LONDON, March 16 (Reuters) - Investors looking through the fog of French election campaign rhetoric see enough differences between the two main presidential contenders to care who wins.
Protectionism, potshots at European Union rules and promises to raise taxes on the rich are as much a part of the platform of conservative incumbent Nicolas Sarkozy as his Socialist rival Francois Hollande.
While this is the norm for French election campaigns, some of the pledges being bandied around matter to financial markets.
Most notably, Hollande has said he wants to amend a European fiscal discipline pact on which the ink is barely dry, and which Germany views as the quid pro quo for a European “firewall” that will be vital if the debt crisis flares up again.
And some of Hollande’s domestic policy pledges, such as his plan to reverse an increase in the pension age for those who have worked since the age of 18, are being viewed as a signal that fiscal and economic reforms would be implemented even more slowly under Hollande than they were under Sarkozy.
“The French election matters more than it usually does,” Giordano Lombardo, group chief investment officer at Pioneer Investments, which has 180 billion euros ($235.3 billion) under management, said.
“You must distinguish between political campaigning and actual policies and therefore be cautious of bold statements during political campaigns. But the market has been a bit complacent and this (election) is worthy of attention.”
Lombardo said Pioneer’s holdings of French government bonds were neutral, so it was holding neither more nor less than it was supposed to given the benchmarks it sets itself.

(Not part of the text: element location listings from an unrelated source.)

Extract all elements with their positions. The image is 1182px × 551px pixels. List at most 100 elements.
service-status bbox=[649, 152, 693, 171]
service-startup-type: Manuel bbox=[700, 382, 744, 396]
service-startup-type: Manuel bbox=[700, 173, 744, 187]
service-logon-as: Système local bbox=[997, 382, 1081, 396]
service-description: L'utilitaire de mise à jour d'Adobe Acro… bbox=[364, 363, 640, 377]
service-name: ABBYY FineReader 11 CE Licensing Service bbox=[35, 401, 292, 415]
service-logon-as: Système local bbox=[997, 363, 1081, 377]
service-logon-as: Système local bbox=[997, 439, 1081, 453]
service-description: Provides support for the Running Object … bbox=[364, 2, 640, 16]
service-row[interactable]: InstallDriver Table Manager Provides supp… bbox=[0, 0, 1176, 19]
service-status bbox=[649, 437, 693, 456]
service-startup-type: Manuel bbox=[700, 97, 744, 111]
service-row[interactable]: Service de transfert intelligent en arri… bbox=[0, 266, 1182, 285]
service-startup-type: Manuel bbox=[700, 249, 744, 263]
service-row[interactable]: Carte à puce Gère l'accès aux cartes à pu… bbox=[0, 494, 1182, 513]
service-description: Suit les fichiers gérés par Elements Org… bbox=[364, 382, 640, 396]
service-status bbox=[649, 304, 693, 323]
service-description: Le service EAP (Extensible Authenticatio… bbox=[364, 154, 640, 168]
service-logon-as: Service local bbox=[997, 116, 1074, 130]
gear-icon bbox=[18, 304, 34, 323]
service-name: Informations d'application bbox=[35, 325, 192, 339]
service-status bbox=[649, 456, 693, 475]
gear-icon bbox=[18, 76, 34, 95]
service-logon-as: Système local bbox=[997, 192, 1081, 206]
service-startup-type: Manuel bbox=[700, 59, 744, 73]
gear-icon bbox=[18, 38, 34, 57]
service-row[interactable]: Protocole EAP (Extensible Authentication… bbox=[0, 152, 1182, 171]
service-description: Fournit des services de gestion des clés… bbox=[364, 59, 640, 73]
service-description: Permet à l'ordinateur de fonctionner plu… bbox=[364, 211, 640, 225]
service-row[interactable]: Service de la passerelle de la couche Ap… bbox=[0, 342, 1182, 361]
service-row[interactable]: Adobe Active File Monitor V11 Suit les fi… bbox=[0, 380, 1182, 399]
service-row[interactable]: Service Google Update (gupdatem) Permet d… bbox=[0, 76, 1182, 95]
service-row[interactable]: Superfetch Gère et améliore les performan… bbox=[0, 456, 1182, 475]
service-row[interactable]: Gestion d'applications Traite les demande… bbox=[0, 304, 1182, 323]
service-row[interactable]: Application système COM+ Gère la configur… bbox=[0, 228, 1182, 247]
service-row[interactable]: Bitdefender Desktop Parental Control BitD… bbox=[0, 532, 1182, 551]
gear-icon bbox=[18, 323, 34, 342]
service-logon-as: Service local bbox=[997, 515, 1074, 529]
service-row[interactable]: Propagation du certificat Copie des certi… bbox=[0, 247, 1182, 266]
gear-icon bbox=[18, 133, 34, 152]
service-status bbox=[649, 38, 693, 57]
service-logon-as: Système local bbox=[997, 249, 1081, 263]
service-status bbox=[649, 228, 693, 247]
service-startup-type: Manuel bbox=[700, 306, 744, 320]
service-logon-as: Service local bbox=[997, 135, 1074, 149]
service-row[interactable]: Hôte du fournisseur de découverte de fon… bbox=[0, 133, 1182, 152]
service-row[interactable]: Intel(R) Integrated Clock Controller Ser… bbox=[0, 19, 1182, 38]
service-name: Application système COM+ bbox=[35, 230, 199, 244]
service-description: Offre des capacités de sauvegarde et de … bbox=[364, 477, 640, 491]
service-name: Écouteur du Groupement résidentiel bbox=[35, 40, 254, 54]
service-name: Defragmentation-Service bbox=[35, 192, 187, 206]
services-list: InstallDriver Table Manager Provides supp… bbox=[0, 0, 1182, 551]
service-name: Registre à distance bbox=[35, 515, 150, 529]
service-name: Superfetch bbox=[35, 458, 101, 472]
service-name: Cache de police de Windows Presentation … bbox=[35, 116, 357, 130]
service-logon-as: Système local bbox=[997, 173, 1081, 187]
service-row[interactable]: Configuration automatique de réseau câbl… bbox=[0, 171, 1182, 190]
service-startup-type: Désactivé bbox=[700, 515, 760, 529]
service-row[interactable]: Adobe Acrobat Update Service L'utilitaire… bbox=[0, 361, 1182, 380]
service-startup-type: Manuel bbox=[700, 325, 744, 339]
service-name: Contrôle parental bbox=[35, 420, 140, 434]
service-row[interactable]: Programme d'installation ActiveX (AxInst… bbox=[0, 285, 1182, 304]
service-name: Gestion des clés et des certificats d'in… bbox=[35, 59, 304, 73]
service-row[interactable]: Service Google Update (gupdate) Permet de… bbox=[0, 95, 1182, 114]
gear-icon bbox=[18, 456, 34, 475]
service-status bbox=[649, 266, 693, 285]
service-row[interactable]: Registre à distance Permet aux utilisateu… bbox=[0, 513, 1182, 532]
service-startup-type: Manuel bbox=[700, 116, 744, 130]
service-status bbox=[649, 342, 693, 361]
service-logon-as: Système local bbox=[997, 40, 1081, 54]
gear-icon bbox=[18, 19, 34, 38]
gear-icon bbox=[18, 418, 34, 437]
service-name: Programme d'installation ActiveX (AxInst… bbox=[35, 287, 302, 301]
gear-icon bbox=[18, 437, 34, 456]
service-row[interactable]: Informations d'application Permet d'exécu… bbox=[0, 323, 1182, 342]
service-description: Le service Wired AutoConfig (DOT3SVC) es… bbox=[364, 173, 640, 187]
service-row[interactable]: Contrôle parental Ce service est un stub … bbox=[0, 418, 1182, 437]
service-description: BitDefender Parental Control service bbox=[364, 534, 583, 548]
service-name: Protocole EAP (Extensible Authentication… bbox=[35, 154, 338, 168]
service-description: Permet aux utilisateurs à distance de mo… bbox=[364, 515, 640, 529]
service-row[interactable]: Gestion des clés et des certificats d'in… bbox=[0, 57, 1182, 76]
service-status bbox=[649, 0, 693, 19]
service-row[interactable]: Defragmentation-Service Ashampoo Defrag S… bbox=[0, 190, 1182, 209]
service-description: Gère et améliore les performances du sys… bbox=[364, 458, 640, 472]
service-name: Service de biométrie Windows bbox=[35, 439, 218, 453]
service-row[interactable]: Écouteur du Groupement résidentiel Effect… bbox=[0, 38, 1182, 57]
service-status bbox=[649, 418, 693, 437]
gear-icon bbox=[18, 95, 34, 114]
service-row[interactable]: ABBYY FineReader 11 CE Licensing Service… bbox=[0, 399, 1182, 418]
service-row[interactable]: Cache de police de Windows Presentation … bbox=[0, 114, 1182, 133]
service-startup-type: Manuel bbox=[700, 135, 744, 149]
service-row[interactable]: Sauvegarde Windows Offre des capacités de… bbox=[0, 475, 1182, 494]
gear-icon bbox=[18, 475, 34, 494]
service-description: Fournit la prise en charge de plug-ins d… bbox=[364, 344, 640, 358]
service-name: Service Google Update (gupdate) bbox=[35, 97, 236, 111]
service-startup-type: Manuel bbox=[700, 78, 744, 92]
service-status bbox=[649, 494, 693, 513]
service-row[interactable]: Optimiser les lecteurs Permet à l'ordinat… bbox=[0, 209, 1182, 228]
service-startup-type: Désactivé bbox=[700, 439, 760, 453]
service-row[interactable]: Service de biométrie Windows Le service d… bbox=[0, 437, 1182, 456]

What would it take to make him reduce these holdings?
“I would need to see, for example, follow-through on the reversal of pension reforms, or additional unfunded spending.”
Whether it is due to complacency, caution, or just the flood of ECB’s cheap three-year loans, financial markets have yet to flag concern about an election which polls suggest Hollande will win in a second-round runoff on May 6.
The premium that investors demand to hold French 10-year government bonds rather than German has halved since mid-November to less than 1 percentage point, and insurance against the risk of French default has become cheaper.
Moreover, the French stock market has risen nearly 14 percent so far this year, outperforming the pan-European market, though not the German.
Nor is there any evidence of a flight out of French assets, according to Bank of New York Mellon data on client fund flows - if anything, the opposite is true.
“We have seen fairly steady inflows into the French bond market since the start of February, though it has paused more recently. And it is the same picture on the equity side,” Neil Mellor, strategist at Bank of New York Mellon, said.
But whether or not prices are moving yet, investors are definitely interested, according to the banks they consult.
“There is a lot of interest in the French elections in the international investment community, especially in the U.S. and Asia,” Jacques Cailloux, head of European economics at RBS, said.
“There is concern about the headlines on pension reform, fiscal positioning and the attitude on the fiscal compact,” Cailloux said. “Given the level of interest, markets may decide to shoot first and ask questions later. I would not be surprised if some investors positioned themselves by buying French CDS,” he added, referring to credit default swaps, which offer default protection.
The reason investors are concerned about those headlines is that they care about anything which might make France’s long-term fiscal position less sustainable, compound the loss of international competitiveness that feeds its current account deficit, or holds back economic activity.
“Does it (the French bond yield) look like a fantastic deal? No. There is announcement risk and at current spreads, there is no great value in chasing France,” Luca Jellinek, Credit Agricole’s head of European rates strategy, said.
“I don’t perceive any great urgency (for reforms). And rolling back the modest extension of the pension age would not be perceived positively by the market.”
But analysts who want France to undertake more reforms are aware that they need to take account of the French legislative elections in June, especially if Hollande proves to be a closet reformer as some believe him to be.
Cailloux at RBS noted the risk that Sarkozy could end up co-habiting with a parliament which has a Socialist majority, resulting in a stalemate on reforms. “The question is, if you have Sarkozy with no majority in parliament, is it less effective than Hollande with a majority?”
Investors are also following the French election closely because of the pivotal role that French and German leaders have played in managing the euro zone crisis in the past couple of years, and which they may be called on to play again.
For one thing, Hollande’s stance on the new European fiscal pact is looking less and less isolated.
Spain has already violated the spirit of the pact by revising its budget deficit target. Dutch Labour deputies are threatening to block it unless the Netherlands is allowed more time to comply with the deficit limit of 3 percent of gross domestic product. And Ireland is to hold a referendum on the pact.
Anything that undermines a pact which Chancellor Angela Merkel is using to convince German voters that Berlin is not just a cash cow for highly indebted peripheral countries could spell trouble for the euro zone and for financial markets.
“What started as a second-order issue for Hollande may become more central, and that would slow down the process of approving the fiscal compact and could have an impact on getting approval of the ESM (European Stability Mechanism),” said Gilles Moec, co-head of European economic research at Deutsche Bank.
“If we were back where we were three months ago, with a pressing need for a massive firewall, any time wasting on a Franco-German dispute would be very disruptive.”